Par Mathieu Li-Goyette

Le cinéaste Joseph Wilson, embourbé dans une histoire d’autorisation de voyage, a appris cette semaine que son beau film Isn’t It a Beautiful World, récemment sélectionné par le Festival de Rotterdam, allait être au Saguenay sans lui. Qu’à cela ne tienne, il s’est entre-temps trouvé autre chose à faire pour occuper son vendredi soir dans East London, alors qu’on l’attrape dans un Zoom à la course, pendant qu’il est en quête d’un pistolet à bulles de savon en prévision de sa prestation de drag qu’il anticipe fortement, lui qui n’est pas remonté sur scène depuis le début de la pandémie. À l’image de son film protéiforme et généreux, rencontre avec un artiste engagé aux grandes ambitions esthétiques.

Mathieu Li-Goyette : Votre film réutilise la voix spectrale de la musicienne électroacoustique Delia Derbyshire pour s’en servir sur le mode d’un lip-sync. Comment avez-vous découvert son travail et pourquoi avoir utilisé sa voix pour faire parler vos personnages ?

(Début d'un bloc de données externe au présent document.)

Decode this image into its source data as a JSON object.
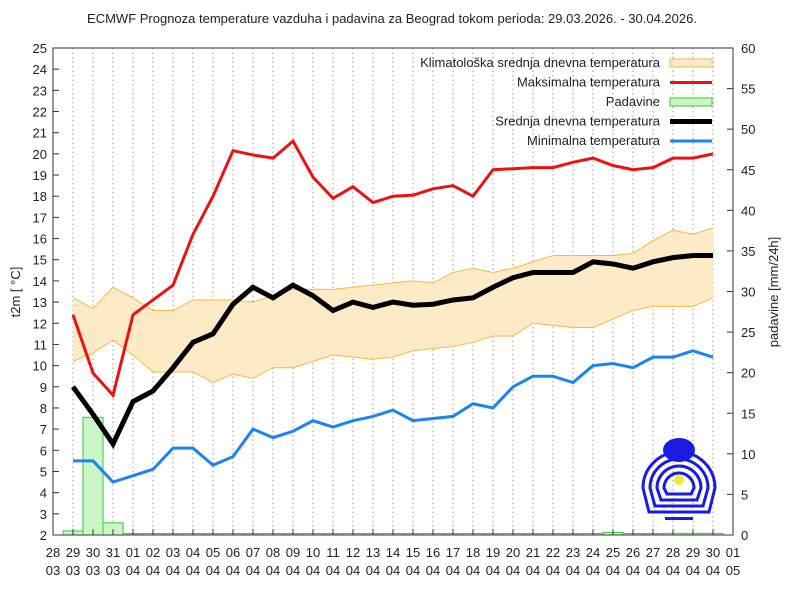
{
  "chart_data": {
    "type": "line",
    "title": "ECMWF Prognoza temperature vazduha i padavina za Beograd tokom perioda: 29.03.2026. - 30.04.2026.",
    "ylabel": "t2m [ °C]",
    "y2label": "padavine [mm/24h]",
    "ylim": [
      2,
      25
    ],
    "y2lim": [
      0,
      60
    ],
    "yticks": [
      2,
      3,
      4,
      5,
      6,
      7,
      8,
      9,
      10,
      11,
      12,
      13,
      14,
      15,
      16,
      17,
      18,
      19,
      20,
      21,
      22,
      23,
      24,
      25
    ],
    "y2ticks": [
      0,
      5,
      10,
      15,
      20,
      25,
      30,
      35,
      40,
      45,
      50,
      55,
      60
    ],
    "xtick_labels": [
      [
        "28",
        "03"
      ],
      [
        "29",
        "03"
      ],
      [
        "30",
        "03"
      ],
      [
        "31",
        "03"
      ],
      [
        "01",
        "04"
      ],
      [
        "02",
        "04"
      ],
      [
        "03",
        "04"
      ],
      [
        "04",
        "04"
      ],
      [
        "05",
        "04"
      ],
      [
        "06",
        "04"
      ],
      [
        "07",
        "04"
      ],
      [
        "08",
        "04"
      ],
      [
        "09",
        "04"
      ],
      [
        "10",
        "04"
      ],
      [
        "11",
        "04"
      ],
      [
        "12",
        "04"
      ],
      [
        "13",
        "04"
      ],
      [
        "14",
        "04"
      ],
      [
        "15",
        "04"
      ],
      [
        "16",
        "04"
      ],
      [
        "17",
        "04"
      ],
      [
        "18",
        "04"
      ],
      [
        "19",
        "04"
      ],
      [
        "20",
        "04"
      ],
      [
        "21",
        "04"
      ],
      [
        "22",
        "04"
      ],
      [
        "23",
        "04"
      ],
      [
        "24",
        "04"
      ],
      [
        "25",
        "04"
      ],
      [
        "26",
        "04"
      ],
      [
        "27",
        "04"
      ],
      [
        "28",
        "04"
      ],
      [
        "29",
        "04"
      ],
      [
        "30",
        "04"
      ],
      [
        "01",
        "05"
      ]
    ],
    "x": [
      "29.03",
      "30.03",
      "31.03",
      "01.04",
      "02.04",
      "03.04",
      "04.04",
      "05.04",
      "06.04",
      "07.04",
      "08.04",
      "09.04",
      "10.04",
      "11.04",
      "12.04",
      "13.04",
      "14.04",
      "15.04",
      "16.04",
      "17.04",
      "18.04",
      "19.04",
      "20.04",
      "21.04",
      "22.04",
      "23.04",
      "24.04",
      "25.04",
      "26.04",
      "27.04",
      "28.04",
      "29.04",
      "30.04"
    ],
    "grid": "vertical dotted",
    "legend": "top-right",
    "climatology": {
      "name": "Klimatološka srednja dnevna temperatura",
      "color": "#f5b942",
      "fill": "#fdebc8",
      "upper": [
        13.2,
        12.7,
        13.7,
        13.2,
        12.6,
        12.6,
        13.1,
        13.1,
        13.1,
        13.0,
        13.3,
        13.6,
        13.6,
        13.6,
        13.7,
        13.8,
        13.9,
        14.0,
        13.9,
        14.4,
        14.6,
        14.4,
        14.6,
        14.9,
        15.2,
        15.2,
        15.2,
        15.2,
        15.3,
        15.9,
        16.4,
        16.2,
        16.5
      ],
      "lower": [
        10.2,
        10.6,
        11.2,
        10.5,
        9.7,
        9.7,
        9.7,
        9.2,
        9.6,
        9.4,
        9.9,
        9.9,
        10.2,
        10.5,
        10.4,
        10.3,
        10.4,
        10.7,
        10.8,
        10.9,
        11.1,
        11.4,
        11.4,
        12.0,
        11.9,
        11.8,
        11.8,
        12.2,
        12.6,
        12.8,
        12.8,
        12.8,
        13.2
      ]
    },
    "series": [
      {
        "name": "Maksimalna temperatura",
        "color": "#ee1111",
        "width": 3,
        "values": [
          12.4,
          9.65,
          8.6,
          12.4,
          13.1,
          13.8,
          16.2,
          18.0,
          20.15,
          19.95,
          19.8,
          20.6,
          18.9,
          17.9,
          18.45,
          17.7,
          18.0,
          18.05,
          18.35,
          18.5,
          18.0,
          19.25,
          19.3,
          19.35,
          19.35,
          19.6,
          19.8,
          19.45,
          19.25,
          19.35,
          19.8,
          19.8,
          20.0
        ]
      },
      {
        "name": "Srednja dnevna temperatura",
        "color": "#000000",
        "width": 5,
        "values": [
          9.0,
          7.7,
          6.3,
          8.3,
          8.8,
          9.9,
          11.1,
          11.5,
          12.9,
          13.7,
          13.2,
          13.8,
          13.3,
          12.6,
          13.0,
          12.75,
          13.0,
          12.85,
          12.9,
          13.1,
          13.2,
          13.7,
          14.15,
          14.4,
          14.4,
          14.4,
          14.9,
          14.8,
          14.6,
          14.9,
          15.1,
          15.2,
          15.2
        ]
      },
      {
        "name": "Minimalna temperatura",
        "color": "#1a85f0",
        "width": 3,
        "values": [
          5.5,
          5.5,
          4.5,
          4.8,
          5.1,
          6.1,
          6.1,
          5.3,
          5.7,
          7.0,
          6.6,
          6.9,
          7.4,
          7.1,
          7.4,
          7.6,
          7.9,
          7.4,
          7.5,
          7.6,
          8.2,
          8.0,
          9.0,
          9.5,
          9.5,
          9.2,
          10.0,
          10.1,
          9.9,
          10.4,
          10.4,
          10.7,
          10.4
        ]
      }
    ],
    "precipitation": {
      "name": "Padavine",
      "color": "#33cc33",
      "fill": "#ccf5c8",
      "axis": "right",
      "values": [
        0.5,
        14.5,
        1.5,
        0.1,
        0.1,
        0.1,
        0.1,
        0,
        0,
        0,
        0,
        0,
        0,
        0,
        0,
        0,
        0,
        0,
        0,
        0,
        0,
        0,
        0.1,
        0.1,
        0.1,
        0.1,
        0,
        0.3,
        0.1,
        0,
        0.2,
        0.2,
        0.2
      ]
    },
    "legend_order": [
      "Klimatološka srednja dnevna temperatura",
      "Maksimalna temperatura",
      "Padavine",
      "Srednja dnevna temperatura",
      "Minimalna temperatura"
    ]
  }
}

Joseph Wilson : J’ai entendu parler d’elle pour la première fois en 2016, lorsque j’ai vu une drag queen avec qui j’avais déjà performé interpréter ces enregistrements dans une performance lors d’une compétition, Lip Sync 1000, à Londres, au bar gai The Glory. Quand j’ai entendu cette voix, ça m’a captivé et j’ai commencé à m’intéresser aux sons et aux voix archivées de Derbyshire. Je crois que c’est à cause de la manière dont les gens se confient dans ces enregistrements… Ça m’évoque immédiatement des sentiments qui me rappellent ma jeunesse, le fait de grandir en étant queer. C’est ce que j’ai ressenti instantanément en regardant la performance, comme si cette pièce audio, sur le fait de tomber dans le vide, m’interpellait explicitement. J’en ai discuté ensuite avec iel, et j’ai demandé si iel étaient intéressé·e·s à jouer dans le film et j’espérais que ça puisse fonctionner. Malheureusement, iel souffrent d’anxiété, de dépression, de toutes ces choses sombres dont ce film parle finalement, alors iel ont refusé d’y tenir un rôle. Mais l’idée était là, et elle a grandi, puis elle s’est transformée au fil du processus, mais toujours en revenant vers ces enregistrements sonores. J’adore les ambiances mélancoliques et cette pièce a quelque chose de hanté qui me fascine ; j’aime ces zones de tristesses que j’ai ensuite essayé de canaliser dans le film. 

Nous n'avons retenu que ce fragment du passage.